Thanks to a low-tech web design, we managed to decrease the average page size of the blog by a factor of five compared to the old design – all while making the website visually more attractive (and mobile-friendly). Secondly, our new website runs 100% on solar power, not just in words, but in reality: it has its own energy storage and will go off-line during longer periods of cloudy weather.

Ping!

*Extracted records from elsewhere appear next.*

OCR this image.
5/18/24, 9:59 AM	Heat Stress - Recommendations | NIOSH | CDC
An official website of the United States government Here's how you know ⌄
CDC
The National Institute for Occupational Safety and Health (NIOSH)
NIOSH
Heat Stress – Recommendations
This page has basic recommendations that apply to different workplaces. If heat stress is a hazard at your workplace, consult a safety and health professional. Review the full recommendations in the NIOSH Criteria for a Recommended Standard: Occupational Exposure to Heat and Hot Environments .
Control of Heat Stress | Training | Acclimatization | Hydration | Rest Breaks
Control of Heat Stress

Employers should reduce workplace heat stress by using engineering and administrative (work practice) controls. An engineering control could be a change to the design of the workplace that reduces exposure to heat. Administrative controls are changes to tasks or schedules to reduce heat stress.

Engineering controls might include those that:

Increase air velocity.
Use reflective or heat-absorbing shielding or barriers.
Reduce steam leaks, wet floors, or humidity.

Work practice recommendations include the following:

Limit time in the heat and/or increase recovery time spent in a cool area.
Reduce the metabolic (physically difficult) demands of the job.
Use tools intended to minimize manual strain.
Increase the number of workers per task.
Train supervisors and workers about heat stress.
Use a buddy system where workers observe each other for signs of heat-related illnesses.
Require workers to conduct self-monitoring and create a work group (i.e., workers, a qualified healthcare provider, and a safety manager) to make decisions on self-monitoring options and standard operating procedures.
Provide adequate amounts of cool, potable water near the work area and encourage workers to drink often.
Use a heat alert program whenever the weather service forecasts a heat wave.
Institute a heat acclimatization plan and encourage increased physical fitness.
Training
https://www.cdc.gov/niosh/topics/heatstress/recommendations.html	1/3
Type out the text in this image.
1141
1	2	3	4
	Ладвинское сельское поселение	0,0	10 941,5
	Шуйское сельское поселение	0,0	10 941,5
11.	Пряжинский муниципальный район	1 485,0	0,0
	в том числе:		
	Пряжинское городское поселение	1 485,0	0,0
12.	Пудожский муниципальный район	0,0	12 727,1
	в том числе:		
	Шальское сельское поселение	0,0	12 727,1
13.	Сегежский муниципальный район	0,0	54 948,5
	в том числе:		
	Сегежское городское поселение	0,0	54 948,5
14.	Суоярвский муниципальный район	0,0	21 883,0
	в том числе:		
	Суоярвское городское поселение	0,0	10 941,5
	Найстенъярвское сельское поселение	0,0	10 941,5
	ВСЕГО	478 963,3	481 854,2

That’s the sound of my brain going “service worker!”

I’ve sent them an email offering my help.

Tuesday, July 10th, 2018

StaticGen | Top Open Source Static Site Generators

There are a lot of static site generators out there!

When 7 KB Equals 7 MB - Cloud Four

I remember Jason telling me about this weird service worker caching behaviour a little while back. This piece is a great bit of sleuthing in tracking down the root causes of this strange issue, followed up with a sensible solution.

Tuesday, May 29th, 2018

Web Push Notifications Demo | Microsoft Edge Demos

Push notifications explained using astrology. But don’t worry, there’s also some code, just in case you prefer your explanations to also include models that actually work.

Tuesday, February 27th, 2018

Responsive Components: a Solution to the Container Queries Problem — Philip Walton

Here’s a really smart approach to creating container queries today—it uses ResizeObserver to ensure that listening for size changes is nice and performant.

There’s a demo site you can play around with to see it in action.

While the strategy I outline in this post is production-ready, I see us as being still very much in the early stages of this space. As the web development community starts shifting its component design from viewport or device-oriented to container-oriented, I’m excited to see what possibilities and best practices emerge.

Friday, January 26th, 2018

The Power of Serverless

Chris has set up a whole site dedicated to someone-else’s-server sites with links to resources and services (APIs), along with ideas of what you could build in this way.

Here’s one way to think about it: you can take your front-end skills and do things that typically only a back-end can do. You can write a JavaScript function that you run and receive a response from by hitting a URL. That’s sometimes also called Cloud Functions or Functions as a Service, which are perhaps better names, but just a part of the whole serverless thing.

Thursday, January 18th, 2018

Finding Dead CSS – CSS Wizardry

Here’s a clever idea from Harry if you’re willing to play the long game in tracking down redundant CSS—add a transparent background image to the rule block and then sit back and watch your server logs for any sign of that sleeper agent ever getting activated.

If you do find entries for that particular image, you know that, somehow, the legacy feature is potentially still accessible—the number of entries should give you a clue as to how severe the problem might be.